= Exponent bias =

Offset of the exponent field of floating-point numbers

In IEEE 754 floating-point numbers, the exponent is biased in the engineering sense of the word – the value stored is offset from the actual value by the exponent bias, also called a biased exponent.
Biasing is done because exponents have to be signed values in order to be able to represent both tiny and huge values, but two's complement, the usual representation for signed values, would make comparison harder.

To solve this problem the exponent is stored as an unsigned value which is suitable for comparison, and when being interpreted it is converted into an exponent within a signed range by subtracting the bias.

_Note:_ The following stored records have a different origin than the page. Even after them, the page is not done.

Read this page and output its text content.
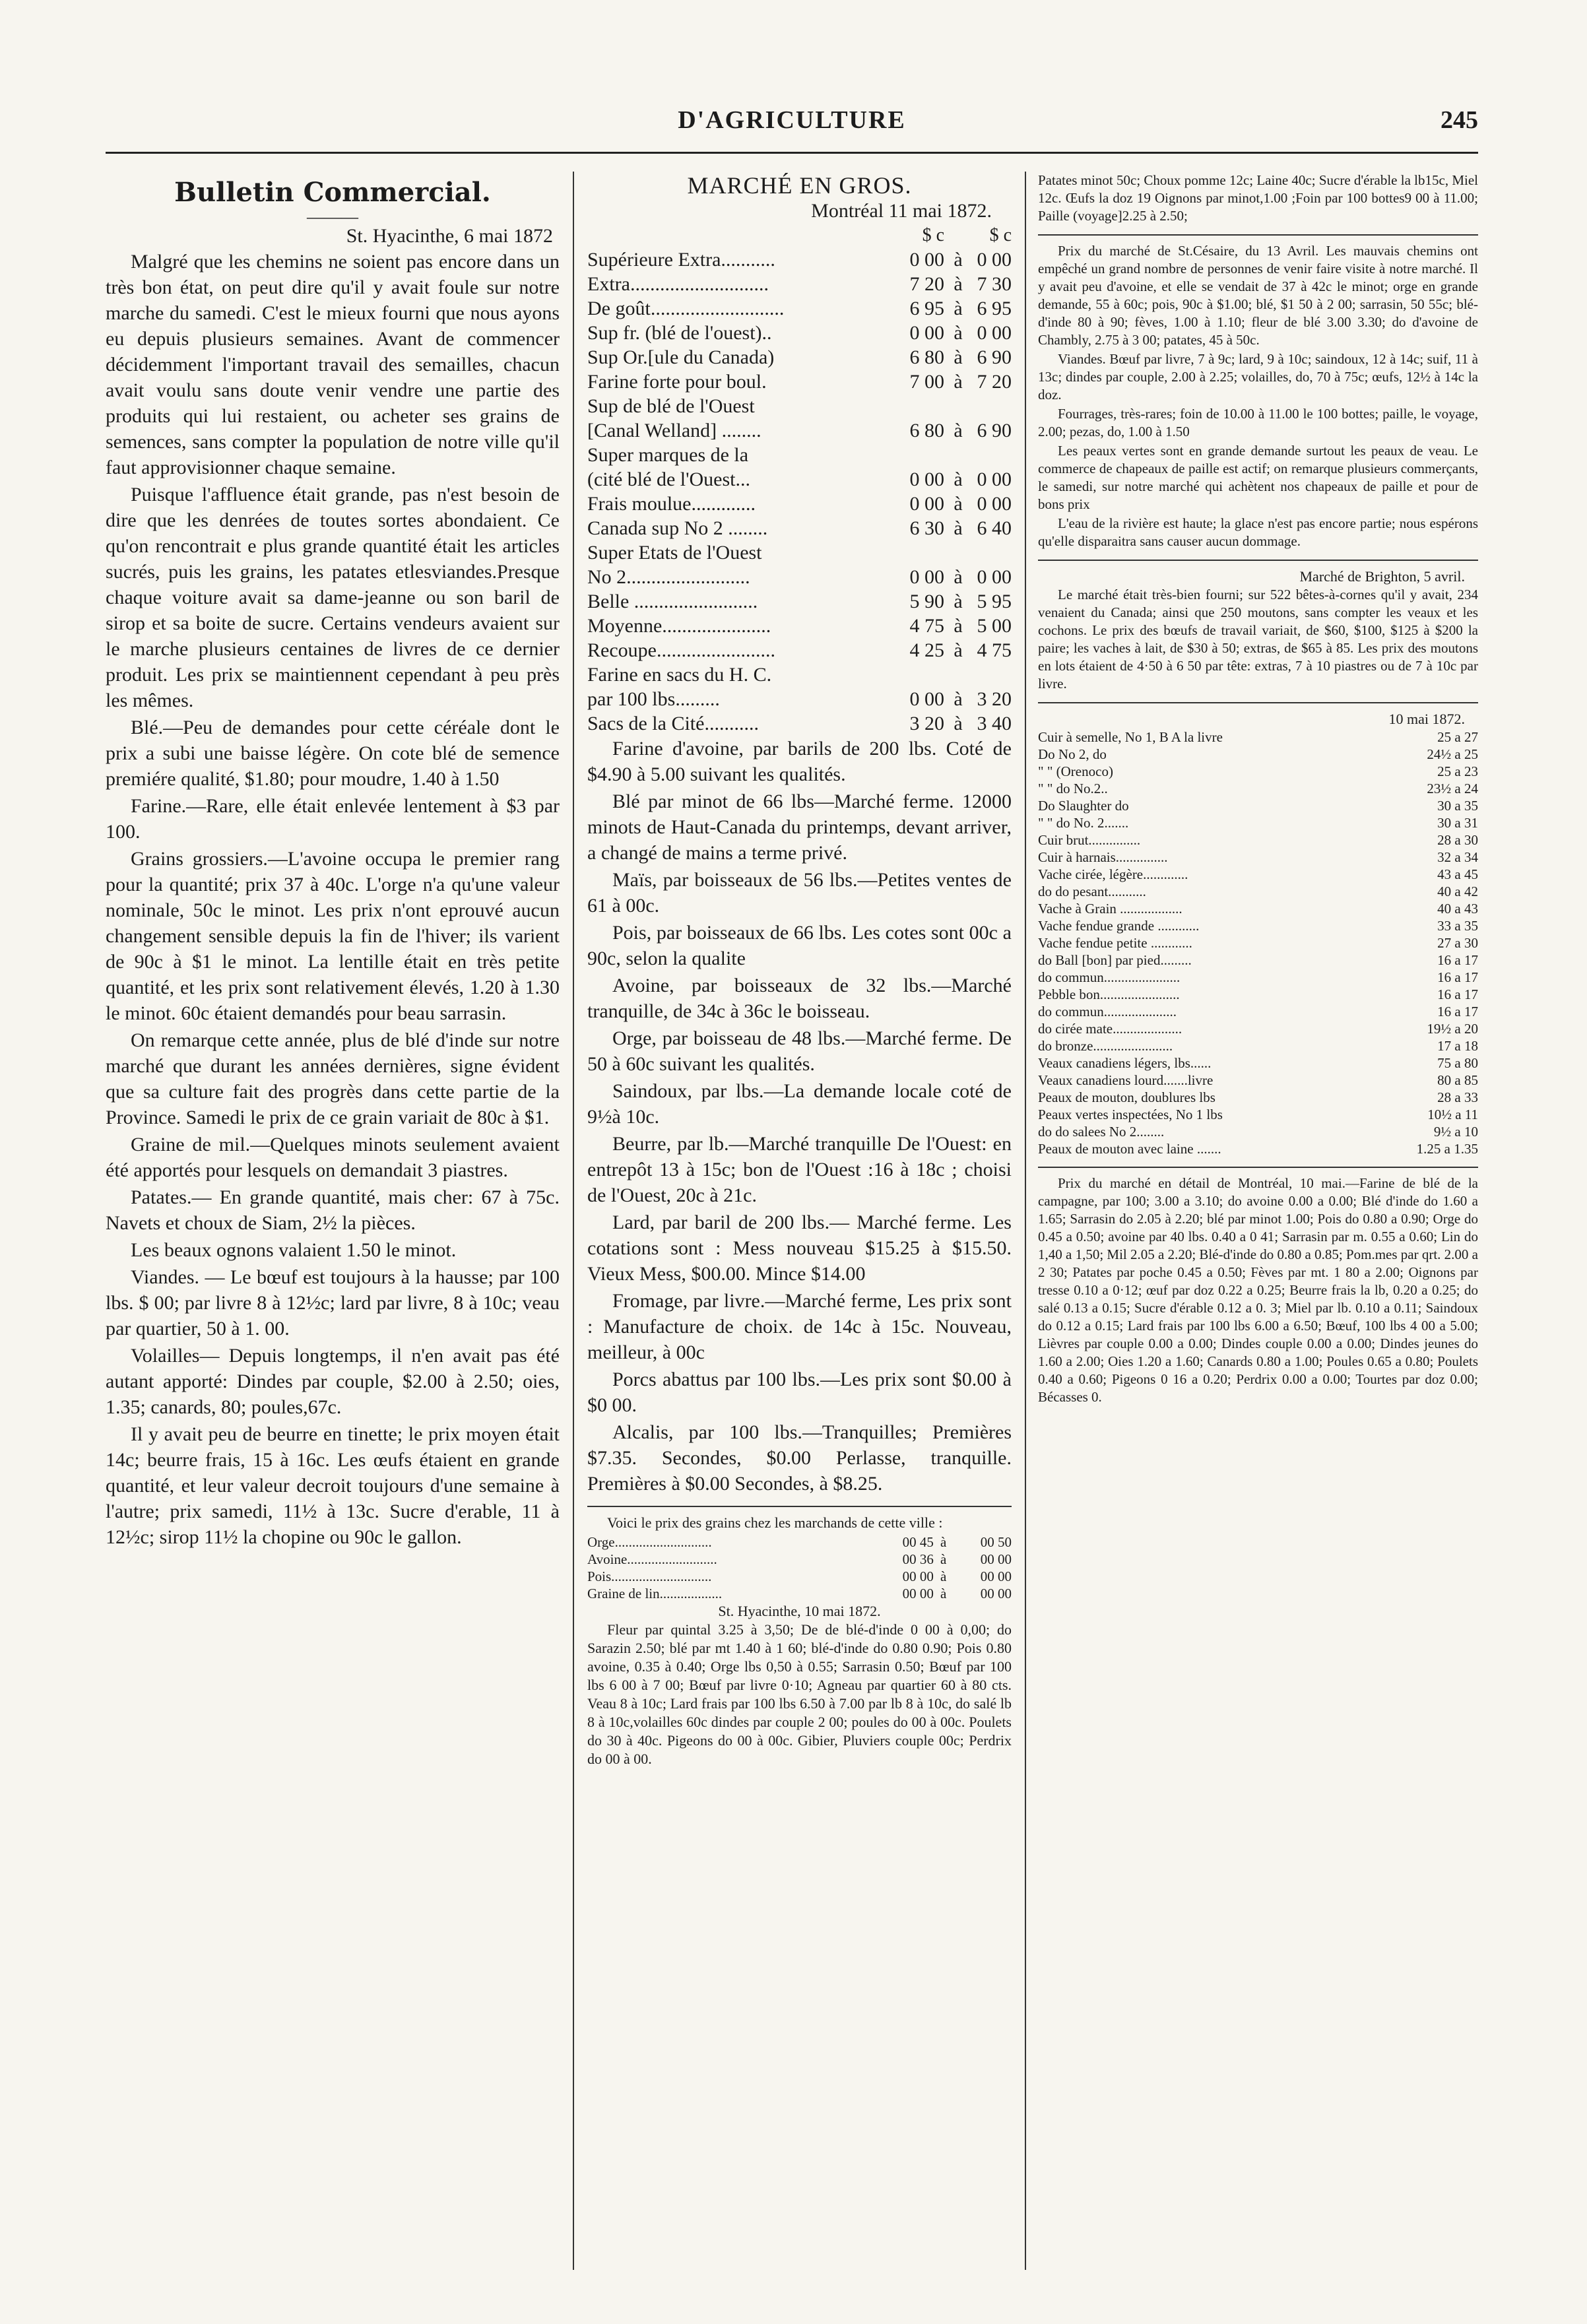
D'AGRICULTURE	245
Bulletin Commercial.
———
St. Hyacinthe, 6 mai 1872

Malgré que les chemins ne soient pas encore dans un très bon état, on peut dire qu'il y avait foule sur notre marche du samedi. C'est le mieux fourni que nous ayons eu depuis plusieurs semaines. Avant de commencer décidemment l'important travail des semailles, chacun avait voulu sans doute venir vendre une partie des produits qui lui restaient, ou acheter ses grains de semences, sans compter la population de notre ville qu'il faut approvisionner chaque semaine.

Puisque l'affluence était grande, pas n'est besoin de dire que les denrées de toutes sortes abondaient. Ce qu'on rencontrait e plus grande quantité était les articles sucrés, puis les grains, les patates etlesviandes.Presque chaque voiture avait sa dame-jeanne ou son baril de sirop et sa boite de sucre. Certains vendeurs avaient sur le marche plusieurs centaines de livres de ce dernier produit. Les prix se maintiennent cependant à peu près les mêmes.

Blé.—Peu de demandes pour cette céréale dont le prix a subi une baisse légère. On cote blé de semence premiére qualité, $1.80; pour moudre, 1.40 à 1.50

Farine.—Rare, elle était enlevée lentement à $3 par 100.

Grains grossiers.—L'avoine occupa le premier rang pour la quantité; prix 37 à 40c. L'orge n'a qu'une valeur nominale, 50c le minot. Les prix n'ont eprouvé aucun changement sensible depuis la fin de l'hiver; ils varient de 90c à $1 le minot. La lentille était en très petite quantité, et les prix sont relativement élevés, 1.20 à 1.30 le minot. 60c étaient demandés pour beau sarrasin.

On remarque cette année, plus de blé d'inde sur notre marché que durant les années dernières, signe évident que sa culture fait des progrès dans cette partie de la Province. Samedi le prix de ce grain variait de 80c à $1.

Graine de mil.—Quelques minots seulement avaient été apportés pour lesquels on demandait 3 piastres.

Patates.— En grande quantité, mais cher: 67 à 75c. Navets et choux de Siam, 2½ la pièces.

Les beaux ognons valaient 1.50 le minot.

Viandes. — Le bœuf est toujours à la hausse; par 100 lbs. $ 00; par livre 8 à 12½c; lard par livre, 8 à 10c; veau par quartier, 50 à 1. 00.

Volailles— Depuis longtemps, il n'en avait pas été autant apporté: Dindes par couple, $2.00 à 2.50; oies, 1.35; canards, 80; poules,67c.

Il y avait peu de beurre en tinette; le prix moyen était 14c; beurre frais, 15 à 16c. Les œufs étaient en grande quantité, et leur valeur decroit toujours d'une semaine à l'autre; prix samedi, 11½ à 13c. Sucre d'erable, 11 à 12½c; sirop 11½ la chopine ou 90c le gallon.

MARCHÉ EN GROS.
Montréal 11 mai 1872.
	$ c		$ c
Supérieure Extra...........	0 00	à	0 00
Extra............................	7 20	à	7 30
De goût...........................	6 95	à	6 95
Sup fr. (blé de l'ouest)..	0 00	à	0 00
Sup Or.[ule du Canada)	6 80	à	6 90
Farine forte pour boul.	7 00	à	7 20
Sup de blé de l'Ouest			
[Canal Welland] ........	6 80	à	6 90
Super marques de la			
(cité blé de l'Ouest...	0 00	à	0 00
Frais moulue.............	0 00	à	0 00
Canada sup No 2 ........	6 30	à	6 40
Super Etats de l'Ouest			
No 2.........................	0 00	à	0 00
Belle .........................	5 90	à	5 95
Moyenne......................	4 75	à	5 00
Recoupe........................	4 25	à	4 75
Farine en sacs du H. C.			
par 100 lbs.........	0 00	à	3 20
Sacs de la Cité...........	3 20	à	3 40

Farine d'avoine, par barils de 200 lbs. Coté de $4.90 à 5.00 suivant les qualités.

Blé par minot de 66 lbs—Marché ferme. 12000 minots de Haut-Canada du printemps, devant arriver, a changé de mains a terme privé.

Maïs, par boisseaux de 56 lbs.—Petites ventes de 61 à 00c.

Pois, par boisseaux de 66 lbs. Les cotes sont 00c a 90c, selon la qualite

Avoine, par boisseaux de 32 lbs.—Marché tranquille, de 34c à 36c le boisseau.

Orge, par boisseau de 48 lbs.—Marché ferme. De 50 à 60c suivant les qualités.

Saindoux, par lbs.—La demande locale coté de 9½à 10c.

Beurre, par lb.—Marché tranquille De l'Ouest: en entrepôt 13 à 15c; bon de l'Ouest :16 à 18c ; choisi de l'Ouest, 20c à 21c.

Lard, par baril de 200 lbs.— Marché ferme. Les cotations sont : Mess nouveau $15.25 à $15.50. Vieux Mess, $00.00. Mince $14.00

Fromage, par livre.—Marché ferme, Les prix sont : Manufacture de choix. de 14c à 15c. Nouveau, meilleur, à 00c

Porcs abattus par 100 lbs.—Les prix sont $0.00 à $0 00.

Alcalis, par 100 lbs.—Tranquilles; Premières $7.35. Secondes, $0.00 Perlasse, tranquille. Premières à $0.00 Secondes, à $8.25.

Voici le prix des grains chez les marchands de cette ville :

Orge............................	00 45	à	00 50
Avoine..........................	00 36	à	00 00
Pois.............................	00 00	à	00 00
Graine de lin..................	00 00	à	00 00
St. Hyacinthe, 10 mai 1872.

Fleur par quintal 3.25 à 3,50; De de blé-d'inde 0 00 à 0,00; do Sarazin 2.50; blé par mt 1.40 à 1 60; blé-d'inde do 0.80 0.90; Pois 0.80 avoine, 0.35 à 0.40; Orge lbs 0,50 à 0.55; Sarrasin 0.50; Bœuf par 100 lbs 6 00 à 7 00; Bœuf par livre 0·10; Agneau par quartier 60 à 80 cts. Veau 8 à 10c; Lard frais par 100 lbs 6.50 à 7.00 par lb 8 à 10c, do salé lb 8 à 10c,volailles 60c dindes par couple 2 00; poules do 00 à 00c. Poulets do 30 à 40c. Pigeons do 00 à 00c. Gibier, Pluviers couple 00c; Perdrix do 00 à 00.

Patates minot 50c; Choux pomme 12c; Laine 40c; Sucre d'érable la lb15c, Miel 12c. Œufs la doz 19 Oignons par minot,1.00 ;Foin par 100 bottes9 00 à 11.00; Paille (voyage]2.25 à 2.50;

Prix du marché de St.Césaire, du 13 Avril. Les mauvais chemins ont empêché un grand nombre de personnes de venir faire visite à notre marché. Il y avait peu d'avoine, et elle se vendait de 37 à 42c le minot; orge en grande demande, 55 à 60c; pois, 90c à $1.00; blé, $1 50 à 2 00; sarrasin, 50 55c; blé-d'inde 80 à 90; fèves, 1.00 à 1.10; fleur de blé 3.00 3.30; do d'avoine de Chambly, 2.75 à 3 00; patates, 45 à 50c.

Viandes. Bœuf par livre, 7 à 9c; lard, 9 à 10c; saindoux, 12 à 14c; suif, 11 à 13c; dindes par couple, 2.00 à 2.25; volailles, do, 70 à 75c; œufs, 12½ à 14c la doz.

Fourrages, très-rares; foin de 10.00 à 11.00 le 100 bottes; paille, le voyage, 2.00; pezas, do, 1.00 à 1.50

Les peaux vertes sont en grande demande surtout les peaux de veau. Le commerce de chapeaux de paille est actif; on remarque plusieurs commerçants, le samedi, sur notre marché qui achètent nos chapeaux de paille et pour de bons prix

L'eau de la rivière est haute; la glace n'est pas encore partie; nous espérons qu'elle disparaitra sans causer aucun dommage.

Marché de Brighton, 5 avril.

Le marché était très-bien fourni; sur 522 bêtes-à-cornes qu'il y avait, 234 venaient du Canada; ainsi que 250 moutons, sans compter les veaux et les cochons. Le prix des bœufs de travail variait, de $60, $100, $125 à $200 la paire; les vaches à lait, de $30 à 50; extras, de $65 à 85. Les prix des moutons en lots étaient de 4·50 à 6 50 par tête: extras, 7 à 10 piastres ou de 7 à 10c par livre.

10 mai 1872.
Cuir à semelle, No 1, B A la livre	25 a 27
Do No 2, do	24½ a 25
" " (Orenoco)	25 a 23
" " do No.2..	23½ a 24
Do Slaughter do	30 a 35
" " do No. 2.......	30 a 31
Cuir brut...............	28 a 30
Cuir à harnais...............	32 a 34
Vache cirée, légère.............	43 a 45
do do pesant...........	40 a 42
Vache à Grain ..................	40 a 43
Vache fendue grande ............	33 a 35
Vache fendue petite ............	27 a 30
do Ball [bon] par pied.........	16 a 17
do commun......................	16 a 17
Pebble bon.......................	16 a 17
do commun.....................	16 a 17
do cirée mate....................	19½ a 20
do bronze.......................	17 a 18
Veaux canadiens légers, lbs......	75 a 80
Veaux canadiens lourd.......livre	80 a 85
Peaux de mouton, doublures lbs	28 a 33
Peaux vertes inspectées, No 1 lbs	10½ a 11
do do salees No 2........	9½ a 10
Peaux de mouton avec laine .......	1.25 a 1.35

Prix du marché en détail de Montréal, 10 mai.—Farine de blé de la campagne, par 100; 3.00 a 3.10; do avoine 0.00 a 0.00; Blé d'inde do 1.60 a 1.65; Sarrasin do 2.05 à 2.20; blé par minot 1.00; Pois do 0.80 a 0.90; Orge do 0.45 a 0.50; avoine par 40 lbs. 0.40 a 0 41; Sarrasin par m. 0.55 a 0.60; Lin do 1,40 a 1,50; Mil 2.05 a 2.20; Blé-d'inde do 0.80 a 0.85; Pom.mes par qrt. 2.00 a 2 30; Patates par poche 0.45 a 0.50; Fèves par mt. 1 80 a 2.00; Oignons par tresse 0.10 a 0·12; œuf par doz 0.22 a 0.25; Beurre frais la lb, 0.20 a 0.25; do salé 0.13 a 0.15; Sucre d'érable 0.12 a 0. 3; Miel par lb. 0.10 a 0.11; Saindoux do 0.12 a 0.15; Lard frais par 100 lbs 6.00 a 6.50; Bœuf, 100 lbs 4 00 a 5.00; Lièvres par couple 0.00 a 0.00; Dindes couple 0.00 a 0.00; Dindes jeunes do 1.60 a 2.00; Oies 1.20 a 1.60; Canards 0.80 a 1.00; Poules 0.65 a 0.80; Poulets 0.40 a 0.60; Pigeons 0 16 a 0.20; Perdrix 0.00 a 0.00; Tourtes par doz 0.00; Bécasses 0.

By arranging the fields such that the sign bit takes the most significant bit position, the biased exponent takes the middle position, then the significand will be the least significant bits and the resulting value will be ordered properly. This is the case whether or not it is interpreted as a floating-point or integer value. The purpose of this is to enable high speed comparisons between floating-point numbers using fixed-point hardware.

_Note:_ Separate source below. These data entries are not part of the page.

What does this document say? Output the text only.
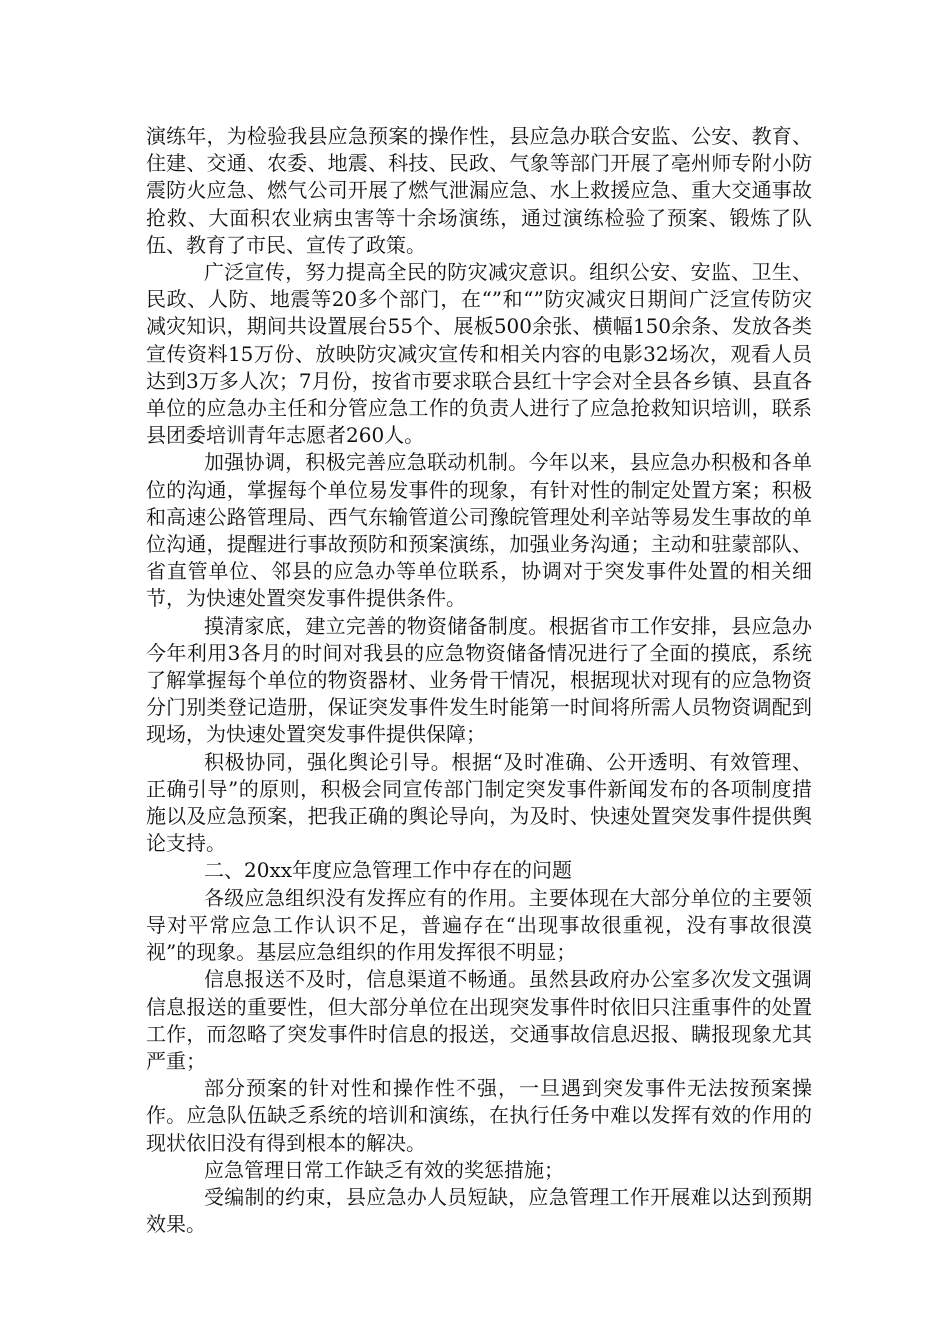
演练年，为检验我县应急预案的操作性，县应急办联合安监、公安、教育、住建、交通、农委、地震、科技、民政、气象等部门开展了亳州师专附小防震防火应急、燃气公司开展了燃气泄漏应急、水上救援应急、重大交通事故抢救、大面积农业病虫害等十余场演练，通过演练检验了预案、锻炼了队伍、教育了市民、宣传了政策。

广泛宣传，努力提高全民的防灾减灾意识。组织公安、安监、卫生、民政、人防、地震等20多个部门，在“”和“”防灾减灾日期间广泛宣传防灾减灾知识，期间共设置展台55个、展板500余张、横幅150余条、发放各类宣传资料15万份、放映防灾减灾宣传和相关内容的电影32场次，观看人员达到3万多人次；7月份，按省市要求联合县红十字会对全县各乡镇、县直各单位的应急办主任和分管应急工作的负责人进行了应急抢救知识培训，联系县团委培训青年志愿者260人。

加强协调，积极完善应急联动机制。今年以来，县应急办积极和各单位的沟通，掌握每个单位易发事件的现象，有针对性的制定处置方案；积极和高速公路管理局、西气东输管道公司豫皖管理处利辛站等易发生事故的单位沟通，提醒进行事故预防和预案演练，加强业务沟通；主动和驻蒙部队、省直管单位、邻县的应急办等单位联系，协调对于突发事件处置的相关细节，为快速处置突发事件提供条件。

摸清家底，建立完善的物资储备制度。根据省市工作安排，县应急办今年利用3各月的时间对我县的应急物资储备情况进行了全面的摸底，系统了解掌握每个单位的物资器材、业务骨干情况，根据现状对现有的应急物资分门别类登记造册，保证突发事件发生时能第一时间将所需人员物资调配到现场，为快速处置突发事件提供保障；

积极协同，强化舆论引导。根据“及时准确、公开透明、有效管理、正确引导”的原则，积极会同宣传部门制定突发事件新闻发布的各项制度措施以及应急预案，把我正确的舆论导向，为及时、快速处置突发事件提供舆论支持。

二、20xx年度应急管理工作中存在的问题

各级应急组织没有发挥应有的作用。主要体现在大部分单位的主要领导对平常应急工作认识不足，普遍存在“出现事故很重视，没有事故很漠视”的现象。基层应急组织的作用发挥很不明显；

信息报送不及时，信息渠道不畅通。虽然县政府办公室多次发文强调信息报送的重要性，但大部分单位在出现突发事件时依旧只注重事件的处置工作，而忽略了突发事件时信息的报送，交通事故信息迟报、瞒报现象尤其严重；

部分预案的针对性和操作性不强，一旦遇到突发事件无法按预案操作。应急队伍缺乏系统的培训和演练，在执行任务中难以发挥有效的作用的现状依旧没有得到根本的解决。

应急管理日常工作缺乏有效的奖惩措施；

受编制的约束，县应急办人员短缺，应急管理工作开展难以达到预期效果。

If there are $E$ bits in the exponent, the bias
is typically set as $b = 2^{E-1}-1$.

Therefore, the possible integer values that the biased exponent can express lie in the range $[1-b, b]$.
To understand this range, with $E$ bits in the exponent, the possible unsigned integers lie in the range $[0, 2^{E}-1]$.
However, the strings containing all zeros and all ones are reserved for special values, so the expressible integers lie in the range $[1, 2^{E}-2]$.
It follows that:

- The maximum biased value is $(2^{E}-2) - b = 2b - b = b$.
- The minimum biased value is $1 - b$.

When interpreting the floating-point number, the bias is subtracted to retrieve the actual exponent.

- For a half-precision number, the exponent is stored in the range [1, 30] (0 and 31 have special meanings), and is interpreted by subtracting the bias for a 5-bit exponent (15) to get an exponent value in the range [−14, 15].
- For a single-precision number, the exponent is stored in the range [1, 254] (0 and 255 have special meanings), and is interpreted by subtracting the bias for an 8-bit exponent (127) to get an exponent value in the range [−126, 127].
- For a double-precision number, the exponent is stored in the range [1, 2046] (0 and 2047 have special meanings), and is interpreted by subtracting the bias for an 11-bit exponent (1023) to get an exponent value in the range [−1022, 1023].
- For a quadruple-precision number, the exponent is stored in the range [1, 32766] (0 and 32767 have special meanings), and is interpreted by subtracting the bias for a 15-bit exponent (16383) to get an exponent value in the range [−16382, 16383].
- For an octuple-precision number, the exponent is stored in the range [1, 524286] (0 and 524287 have special meanings), and is interpreted by subtracting the bias for a 19-bit exponent (262143) to get an exponent value in the range [−262142, 262143].

== History ==
The floating-point format of the IBM 704 introduced the use of a biased exponent in 1954.